The weather was nice, not offensive. Without even trying she had a little bit of a tan, although she sometimes wondered if it wasn’t radiation burn off the computer screen.
When she wasn’t in class, or doing the required amount of socializing, when she wasn’t schlepping for Gary, she sat in front of what amounted to a blank black-and-white TV trying to draw pictures with words. Medium shot. Car chase. Interior fast-food restaurant. Daylight. Phone call. Blackout. Sex scene. It was a comedy. As long as she was entertaining herself, she thought it was good. So far, it was a movie she’d love to see. Jody was having fun; she was doing fine. Once, twice, or three times a day, she reminded herself — told you so.
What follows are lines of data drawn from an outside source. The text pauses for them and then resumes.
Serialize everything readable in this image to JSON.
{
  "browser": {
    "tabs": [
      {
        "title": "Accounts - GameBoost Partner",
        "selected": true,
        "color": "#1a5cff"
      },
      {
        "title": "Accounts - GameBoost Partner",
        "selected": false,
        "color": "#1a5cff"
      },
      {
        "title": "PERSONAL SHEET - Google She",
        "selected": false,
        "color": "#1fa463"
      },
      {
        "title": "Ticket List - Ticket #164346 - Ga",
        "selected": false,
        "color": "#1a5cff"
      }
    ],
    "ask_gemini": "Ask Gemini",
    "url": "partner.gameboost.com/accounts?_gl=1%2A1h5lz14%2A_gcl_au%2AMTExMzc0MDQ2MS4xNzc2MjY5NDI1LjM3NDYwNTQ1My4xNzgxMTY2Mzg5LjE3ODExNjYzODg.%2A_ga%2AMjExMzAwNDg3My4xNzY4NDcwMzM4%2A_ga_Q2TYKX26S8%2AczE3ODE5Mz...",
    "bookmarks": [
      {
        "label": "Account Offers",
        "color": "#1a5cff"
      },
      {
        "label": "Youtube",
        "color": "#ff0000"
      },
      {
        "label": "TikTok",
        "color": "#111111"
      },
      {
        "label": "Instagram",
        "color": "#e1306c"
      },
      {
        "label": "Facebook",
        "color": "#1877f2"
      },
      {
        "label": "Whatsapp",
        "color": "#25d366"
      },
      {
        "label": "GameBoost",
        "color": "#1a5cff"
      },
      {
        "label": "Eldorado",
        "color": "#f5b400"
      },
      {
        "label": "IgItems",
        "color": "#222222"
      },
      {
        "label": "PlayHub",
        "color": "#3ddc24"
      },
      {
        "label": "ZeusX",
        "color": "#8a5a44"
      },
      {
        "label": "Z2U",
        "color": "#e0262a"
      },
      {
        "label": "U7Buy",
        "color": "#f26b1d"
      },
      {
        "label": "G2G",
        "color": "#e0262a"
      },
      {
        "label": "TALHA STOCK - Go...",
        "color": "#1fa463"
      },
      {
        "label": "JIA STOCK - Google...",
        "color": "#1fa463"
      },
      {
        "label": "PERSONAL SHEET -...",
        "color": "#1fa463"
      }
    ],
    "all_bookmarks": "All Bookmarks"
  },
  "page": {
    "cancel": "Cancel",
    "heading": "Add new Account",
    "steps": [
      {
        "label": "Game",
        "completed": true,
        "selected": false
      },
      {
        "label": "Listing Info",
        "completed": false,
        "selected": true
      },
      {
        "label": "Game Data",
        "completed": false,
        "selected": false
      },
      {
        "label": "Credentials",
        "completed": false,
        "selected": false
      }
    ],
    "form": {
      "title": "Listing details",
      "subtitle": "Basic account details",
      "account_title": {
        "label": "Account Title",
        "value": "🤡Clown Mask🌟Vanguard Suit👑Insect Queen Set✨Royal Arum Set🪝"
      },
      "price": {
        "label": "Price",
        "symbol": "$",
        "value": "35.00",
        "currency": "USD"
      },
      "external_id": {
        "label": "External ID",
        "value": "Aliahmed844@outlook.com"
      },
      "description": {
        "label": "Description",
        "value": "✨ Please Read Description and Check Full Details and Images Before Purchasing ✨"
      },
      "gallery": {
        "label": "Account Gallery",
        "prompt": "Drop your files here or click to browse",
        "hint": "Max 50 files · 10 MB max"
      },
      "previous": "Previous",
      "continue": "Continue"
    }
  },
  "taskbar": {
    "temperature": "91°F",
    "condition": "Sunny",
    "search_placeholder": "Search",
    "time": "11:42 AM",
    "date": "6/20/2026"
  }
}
A guy named Simon, from San Diego, asked Jody out a couple of times. On what Jody thought would be the big night, she hid a condom in her shoe — her skirt didn’t have pockets, and she wasn’t about to carry a purse — and hurried to meet him by the mailboxes in the film department. After a lecture by Mel Brooks, they went to Simon’s apartment. With his roommate, Steve, in the next room, they sat on his futon and watched the video he’d used as his application to film school. It was all zoo footage. “Sweet,” Jody said. “Very sweet.”
“We have to talk,” Simon said breathlessly. “It’s about Steve. He likes me. Last night, we got plastered, had a huge discussion, and … well, I think I like him too. I just don’t know. I hope you’re not pissed.”
“Nope,” Jody said. “Pissed isn’t the word for it.” And she stood up, pulled herself together, and walked out of the apartment.
“See you tomorrow,” Simon called after her.
It was the beginning of the fall; it was supposed to start getting cold outside, dark earlier, and with any luck eventually it would snow. But not in Los Angeles, not in the land of the great imagination. At best it was chilly and raw, rainy. Jody was tired. She was having a great time, but she was exhausted; the fun was no longer fun. It was too fucking tiring. It made no sense. Jody was happy. She kept checking herself: I’m happy, right?